[NTLUG:Discuss] using dd to perform full backups
Chris Cox
cjcox at acm.org
Sat Dec 6 12:33:10 CST 2003
NTLUG wrote:
> On Fri, 2003-12-05 at 16:13, Robert Citek wrote:
>
>>To create an image of a partition (/dev/hda1) is fairly straightforward:
>> dd if=/dev/hda1 of=/tmp/part1.img
>
>
> I have heard (or at least I think I have) of people using dd as a backup
> method. Does anyone have any experience with this? How well does it
> work, what are the limitations? Obviously the benefits are its a
> complete image of the drive so the machine can be immediately re-created
> in a disaster.
>
Actually.. you can just do:
cp /dev/hda1 /tmp/part1.img
On Linux... but dd is more portable if you're not dealing with Linux.
dd combined with a correct multiple blocking factor might be
faster in certain cases.
I use image masters like this to rapidly create exact replicas of
systems where the HW is identical. Kind of like Ghost. Of course
Ghost let's you do all sorts of things and doesn't require each
machine to be identical in HW/disk configuration.
Other full disaster recovery elements are mondo/mindi and
mkcdrec.
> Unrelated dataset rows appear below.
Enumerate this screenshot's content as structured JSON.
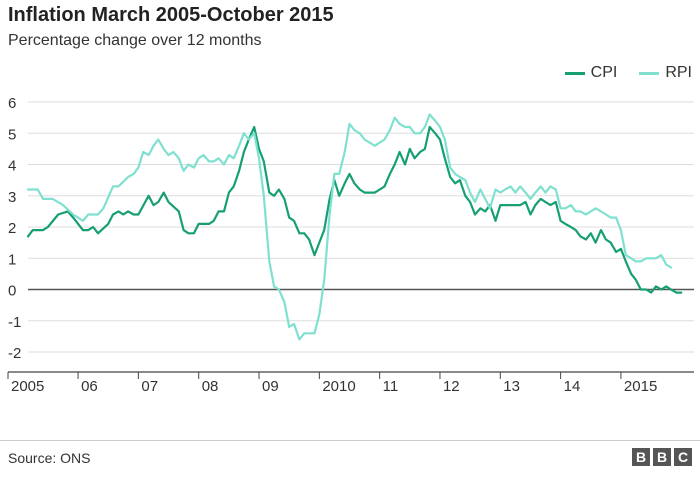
{
  "header": {
    "title": "Inflation March 2005-October 2015",
    "subtitle": "Percentage change over 12 months"
  },
  "footer": {
    "source": "Source: ONS",
    "logo_letters": [
      "B",
      "B",
      "C"
    ]
  },
  "chart_data": {
    "type": "line",
    "title": "Inflation March 2005-October 2015",
    "subtitle": "Percentage change over 12 months",
    "xlabel": "",
    "ylabel": "",
    "xlim": [
      2005.17,
      2015.83
    ],
    "ylim": [
      -2,
      6
    ],
    "yticks": [
      6,
      5,
      4,
      3,
      2,
      1,
      0,
      -1,
      -2
    ],
    "xticks": [
      {
        "x": 2005,
        "label": "2005"
      },
      {
        "x": 2006,
        "label": "06"
      },
      {
        "x": 2007,
        "label": "07"
      },
      {
        "x": 2008,
        "label": "08"
      },
      {
        "x": 2009,
        "label": "09"
      },
      {
        "x": 2010,
        "label": "2010"
      },
      {
        "x": 2011,
        "label": "11"
      },
      {
        "x": 2012,
        "label": "12"
      },
      {
        "x": 2013,
        "label": "13"
      },
      {
        "x": 2014,
        "label": "14"
      },
      {
        "x": 2015,
        "label": "2015"
      }
    ],
    "grid": true,
    "legend_position": "top-right",
    "series": [
      {
        "name": "CPI",
        "color": "#159f72",
        "points": [
          [
            2005.17,
            1.7
          ],
          [
            2005.25,
            1.9
          ],
          [
            2005.42,
            1.9
          ],
          [
            2005.5,
            2.0
          ],
          [
            2005.67,
            2.4
          ],
          [
            2005.83,
            2.5
          ],
          [
            2005.92,
            2.3
          ],
          [
            2006.08,
            1.9
          ],
          [
            2006.17,
            1.9
          ],
          [
            2006.25,
            2.0
          ],
          [
            2006.33,
            1.8
          ],
          [
            2006.5,
            2.1
          ],
          [
            2006.58,
            2.4
          ],
          [
            2006.67,
            2.5
          ],
          [
            2006.75,
            2.4
          ],
          [
            2006.83,
            2.5
          ],
          [
            2006.92,
            2.4
          ],
          [
            2007.0,
            2.4
          ],
          [
            2007.17,
            3.0
          ],
          [
            2007.25,
            2.7
          ],
          [
            2007.33,
            2.8
          ],
          [
            2007.42,
            3.1
          ],
          [
            2007.5,
            2.8
          ],
          [
            2007.67,
            2.5
          ],
          [
            2007.75,
            1.9
          ],
          [
            2007.83,
            1.8
          ],
          [
            2007.92,
            1.8
          ],
          [
            2008.0,
            2.1
          ],
          [
            2008.17,
            2.1
          ],
          [
            2008.25,
            2.2
          ],
          [
            2008.33,
            2.5
          ],
          [
            2008.42,
            2.5
          ],
          [
            2008.5,
            3.1
          ],
          [
            2008.58,
            3.3
          ],
          [
            2008.67,
            3.8
          ],
          [
            2008.75,
            4.4
          ],
          [
            2008.83,
            4.8
          ],
          [
            2008.92,
            5.2
          ],
          [
            2009.0,
            4.5
          ],
          [
            2009.08,
            4.1
          ],
          [
            2009.17,
            3.1
          ],
          [
            2009.25,
            3.0
          ],
          [
            2009.33,
            3.2
          ],
          [
            2009.42,
            2.9
          ],
          [
            2009.5,
            2.3
          ],
          [
            2009.58,
            2.2
          ],
          [
            2009.67,
            1.8
          ],
          [
            2009.75,
            1.8
          ],
          [
            2009.83,
            1.6
          ],
          [
            2009.92,
            1.1
          ],
          [
            2010.0,
            1.5
          ],
          [
            2010.08,
            1.9
          ],
          [
            2010.17,
            2.9
          ],
          [
            2010.25,
            3.5
          ],
          [
            2010.33,
            3.0
          ],
          [
            2010.42,
            3.4
          ],
          [
            2010.5,
            3.7
          ],
          [
            2010.58,
            3.4
          ],
          [
            2010.67,
            3.2
          ],
          [
            2010.75,
            3.1
          ],
          [
            2010.92,
            3.1
          ],
          [
            2011.0,
            3.2
          ],
          [
            2011.08,
            3.3
          ],
          [
            2011.17,
            3.7
          ],
          [
            2011.25,
            4.0
          ],
          [
            2011.33,
            4.4
          ],
          [
            2011.42,
            4.0
          ],
          [
            2011.5,
            4.5
          ],
          [
            2011.58,
            4.2
          ],
          [
            2011.67,
            4.4
          ],
          [
            2011.75,
            4.5
          ],
          [
            2011.83,
            5.2
          ],
          [
            2011.92,
            5.0
          ],
          [
            2012.0,
            4.8
          ],
          [
            2012.08,
            4.2
          ],
          [
            2012.17,
            3.6
          ],
          [
            2012.25,
            3.4
          ],
          [
            2012.33,
            3.5
          ],
          [
            2012.42,
            3.0
          ],
          [
            2012.5,
            2.8
          ],
          [
            2012.58,
            2.4
          ],
          [
            2012.67,
            2.6
          ],
          [
            2012.75,
            2.5
          ],
          [
            2012.83,
            2.7
          ],
          [
            2012.92,
            2.2
          ],
          [
            2013.0,
            2.7
          ],
          [
            2013.17,
            2.7
          ],
          [
            2013.33,
            2.7
          ],
          [
            2013.42,
            2.8
          ],
          [
            2013.5,
            2.4
          ],
          [
            2013.58,
            2.7
          ],
          [
            2013.67,
            2.9
          ],
          [
            2013.75,
            2.8
          ],
          [
            2013.83,
            2.7
          ],
          [
            2013.92,
            2.8
          ],
          [
            2014.0,
            2.2
          ],
          [
            2014.08,
            2.1
          ],
          [
            2014.17,
            2.0
          ],
          [
            2014.25,
            1.9
          ],
          [
            2014.33,
            1.7
          ],
          [
            2014.42,
            1.6
          ],
          [
            2014.5,
            1.8
          ],
          [
            2014.58,
            1.5
          ],
          [
            2014.67,
            1.9
          ],
          [
            2014.75,
            1.6
          ],
          [
            2014.83,
            1.5
          ],
          [
            2014.92,
            1.2
          ],
          [
            2015.0,
            1.3
          ],
          [
            2015.08,
            0.9
          ],
          [
            2015.17,
            0.5
          ],
          [
            2015.25,
            0.3
          ],
          [
            2015.33,
            0.0
          ],
          [
            2015.42,
            0.0
          ],
          [
            2015.5,
            -0.1
          ],
          [
            2015.58,
            0.1
          ],
          [
            2015.67,
            0.0
          ],
          [
            2015.75,
            0.1
          ],
          [
            2015.83,
            0.0
          ],
          [
            2015.92,
            -0.1
          ],
          [
            2016.0,
            -0.1
          ]
        ]
      },
      {
        "name": "RPI",
        "color": "#7fe0d0",
        "points": [
          [
            2005.17,
            3.2
          ],
          [
            2005.33,
            3.2
          ],
          [
            2005.42,
            2.9
          ],
          [
            2005.58,
            2.9
          ],
          [
            2005.75,
            2.7
          ],
          [
            2005.92,
            2.4
          ],
          [
            2006.08,
            2.2
          ],
          [
            2006.17,
            2.4
          ],
          [
            2006.33,
            2.4
          ],
          [
            2006.42,
            2.6
          ],
          [
            2006.58,
            3.3
          ],
          [
            2006.67,
            3.3
          ],
          [
            2006.83,
            3.6
          ],
          [
            2006.92,
            3.7
          ],
          [
            2007.0,
            3.9
          ],
          [
            2007.08,
            4.4
          ],
          [
            2007.17,
            4.3
          ],
          [
            2007.25,
            4.6
          ],
          [
            2007.33,
            4.8
          ],
          [
            2007.42,
            4.5
          ],
          [
            2007.5,
            4.3
          ],
          [
            2007.58,
            4.4
          ],
          [
            2007.67,
            4.2
          ],
          [
            2007.75,
            3.8
          ],
          [
            2007.83,
            4.0
          ],
          [
            2007.92,
            3.9
          ],
          [
            2008.0,
            4.2
          ],
          [
            2008.08,
            4.3
          ],
          [
            2008.17,
            4.1
          ],
          [
            2008.25,
            4.1
          ],
          [
            2008.33,
            4.2
          ],
          [
            2008.42,
            4.0
          ],
          [
            2008.5,
            4.3
          ],
          [
            2008.58,
            4.2
          ],
          [
            2008.67,
            4.6
          ],
          [
            2008.75,
            5.0
          ],
          [
            2008.83,
            4.8
          ],
          [
            2008.92,
            5.0
          ],
          [
            2009.0,
            4.2
          ],
          [
            2009.08,
            3.0
          ],
          [
            2009.17,
            0.9
          ],
          [
            2009.25,
            0.1
          ],
          [
            2009.33,
            0.0
          ],
          [
            2009.42,
            -0.4
          ],
          [
            2009.5,
            -1.2
          ],
          [
            2009.58,
            -1.1
          ],
          [
            2009.67,
            -1.6
          ],
          [
            2009.75,
            -1.4
          ],
          [
            2009.83,
            -1.4
          ],
          [
            2009.92,
            -1.4
          ],
          [
            2010.0,
            -0.8
          ],
          [
            2010.08,
            0.3
          ],
          [
            2010.17,
            2.4
          ],
          [
            2010.25,
            3.7
          ],
          [
            2010.33,
            3.7
          ],
          [
            2010.42,
            4.4
          ],
          [
            2010.5,
            5.3
          ],
          [
            2010.58,
            5.1
          ],
          [
            2010.67,
            5.0
          ],
          [
            2010.75,
            4.8
          ],
          [
            2010.92,
            4.6
          ],
          [
            2011.0,
            4.7
          ],
          [
            2011.08,
            4.8
          ],
          [
            2011.17,
            5.1
          ],
          [
            2011.25,
            5.5
          ],
          [
            2011.33,
            5.3
          ],
          [
            2011.42,
            5.2
          ],
          [
            2011.5,
            5.2
          ],
          [
            2011.58,
            5.0
          ],
          [
            2011.67,
            5.0
          ],
          [
            2011.75,
            5.2
          ],
          [
            2011.83,
            5.6
          ],
          [
            2011.92,
            5.4
          ],
          [
            2012.0,
            5.2
          ],
          [
            2012.08,
            4.8
          ],
          [
            2012.17,
            3.9
          ],
          [
            2012.25,
            3.7
          ],
          [
            2012.33,
            3.6
          ],
          [
            2012.42,
            3.5
          ],
          [
            2012.5,
            3.1
          ],
          [
            2012.58,
            2.8
          ],
          [
            2012.67,
            3.2
          ],
          [
            2012.75,
            2.9
          ],
          [
            2012.83,
            2.6
          ],
          [
            2012.92,
            3.2
          ],
          [
            2013.0,
            3.1
          ],
          [
            2013.08,
            3.2
          ],
          [
            2013.17,
            3.3
          ],
          [
            2013.25,
            3.1
          ],
          [
            2013.33,
            3.3
          ],
          [
            2013.42,
            3.1
          ],
          [
            2013.5,
            2.9
          ],
          [
            2013.58,
            3.1
          ],
          [
            2013.67,
            3.3
          ],
          [
            2013.75,
            3.1
          ],
          [
            2013.83,
            3.3
          ],
          [
            2013.92,
            3.2
          ],
          [
            2014.0,
            2.6
          ],
          [
            2014.08,
            2.6
          ],
          [
            2014.17,
            2.7
          ],
          [
            2014.25,
            2.5
          ],
          [
            2014.33,
            2.5
          ],
          [
            2014.42,
            2.4
          ],
          [
            2014.5,
            2.5
          ],
          [
            2014.58,
            2.6
          ],
          [
            2014.67,
            2.5
          ],
          [
            2014.75,
            2.4
          ],
          [
            2014.83,
            2.3
          ],
          [
            2014.92,
            2.3
          ],
          [
            2015.0,
            1.9
          ],
          [
            2015.08,
            1.1
          ],
          [
            2015.17,
            1.0
          ],
          [
            2015.25,
            0.9
          ],
          [
            2015.33,
            0.9
          ],
          [
            2015.42,
            1.0
          ],
          [
            2015.5,
            1.0
          ],
          [
            2015.58,
            1.0
          ],
          [
            2015.67,
            1.1
          ],
          [
            2015.75,
            0.8
          ],
          [
            2015.83,
            0.7
          ]
        ]
      }
    ]
  }
}
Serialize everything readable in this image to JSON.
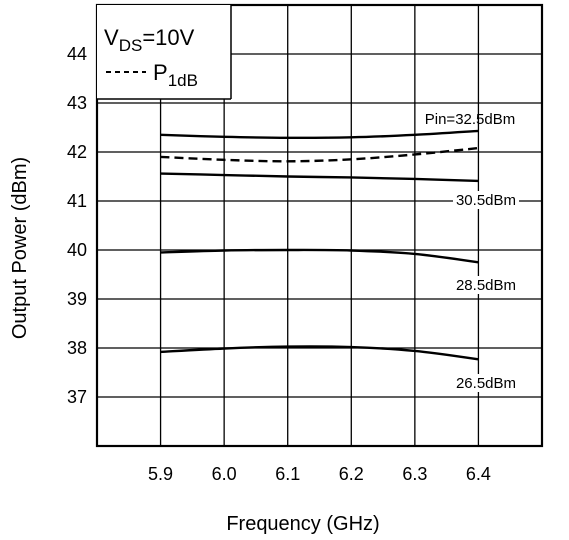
{
  "chart_data": {
    "type": "line",
    "xlabel": "Frequency (GHz)",
    "ylabel": "Output Power (dBm)",
    "x_ticks": [
      "5.9",
      "6.0",
      "6.1",
      "6.2",
      "6.3",
      "6.4"
    ],
    "y_ticks": [
      "37",
      "38",
      "39",
      "40",
      "41",
      "42",
      "43",
      "44"
    ],
    "xlim": [
      5.8,
      6.5
    ],
    "ylim": [
      36,
      45
    ],
    "grid": true,
    "legend": {
      "placement": "top-left",
      "condition_main": "V",
      "condition_sub": "DS",
      "condition_value": "=10V",
      "entry_main": "P",
      "entry_sub": "1dB"
    },
    "series": [
      {
        "name": "Pin=32.5dBm",
        "style": "solid",
        "x": [
          5.9,
          6.0,
          6.1,
          6.2,
          6.3,
          6.4
        ],
        "y": [
          42.35,
          42.31,
          42.29,
          42.3,
          42.35,
          42.43
        ]
      },
      {
        "name": "P1dB",
        "style": "dashed",
        "x": [
          5.9,
          6.0,
          6.1,
          6.2,
          6.3,
          6.4
        ],
        "y": [
          41.9,
          41.84,
          41.81,
          41.85,
          41.95,
          42.08
        ]
      },
      {
        "name": "30.5dBm",
        "style": "solid",
        "x": [
          5.9,
          6.0,
          6.1,
          6.2,
          6.3,
          6.4
        ],
        "y": [
          41.56,
          41.53,
          41.5,
          41.48,
          41.45,
          41.41
        ]
      },
      {
        "name": "28.5dBm",
        "style": "solid",
        "x": [
          5.9,
          6.0,
          6.1,
          6.2,
          6.3,
          6.4
        ],
        "y": [
          39.95,
          39.99,
          40.0,
          39.99,
          39.92,
          39.75
        ]
      },
      {
        "name": "26.5dBm",
        "style": "solid",
        "x": [
          5.9,
          6.0,
          6.1,
          6.2,
          6.3,
          6.4
        ],
        "y": [
          37.92,
          37.99,
          38.03,
          38.02,
          37.94,
          37.77
        ]
      }
    ]
  }
}
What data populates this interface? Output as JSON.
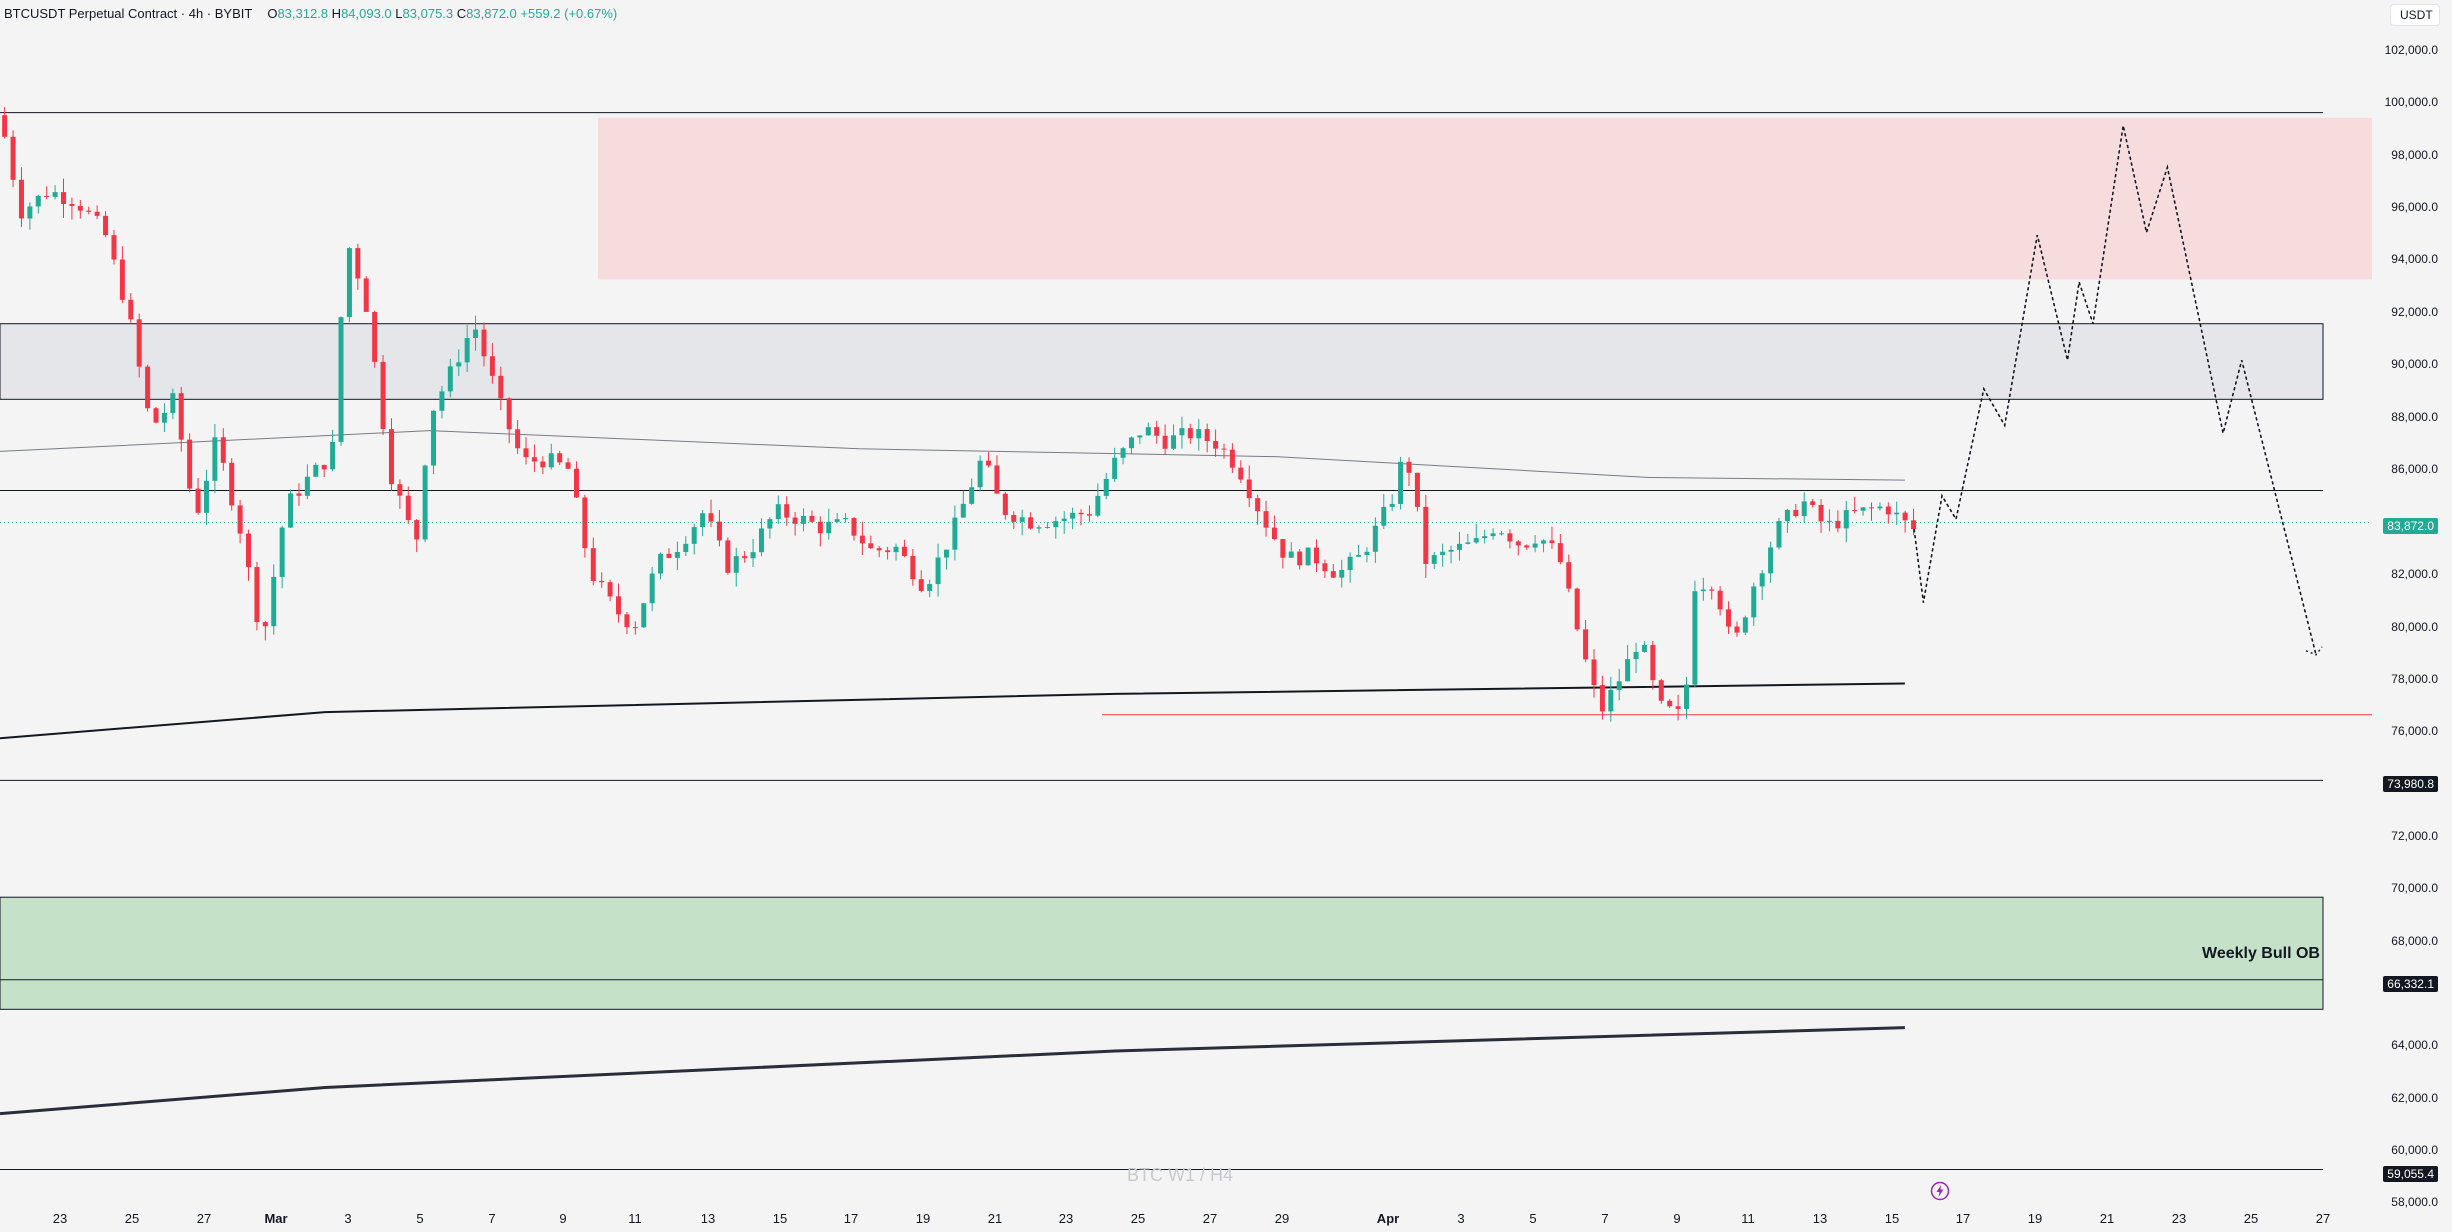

Right now, there has been more activity on mondo/mindi,
so I'd look at that project if you're interested in creating
full disaster recovery backups with the ability to make some
tweaks.
Commercial Linux dists like RH and SUSE have "config cloning like"
facilities that allow you to propagate a particular configuration
across different platforms quickly. They can be problematic
to setup initially, but once they're setup, that can be a
way to creating "like" configs across different HW. Not really
for backups, but for creating common configurations.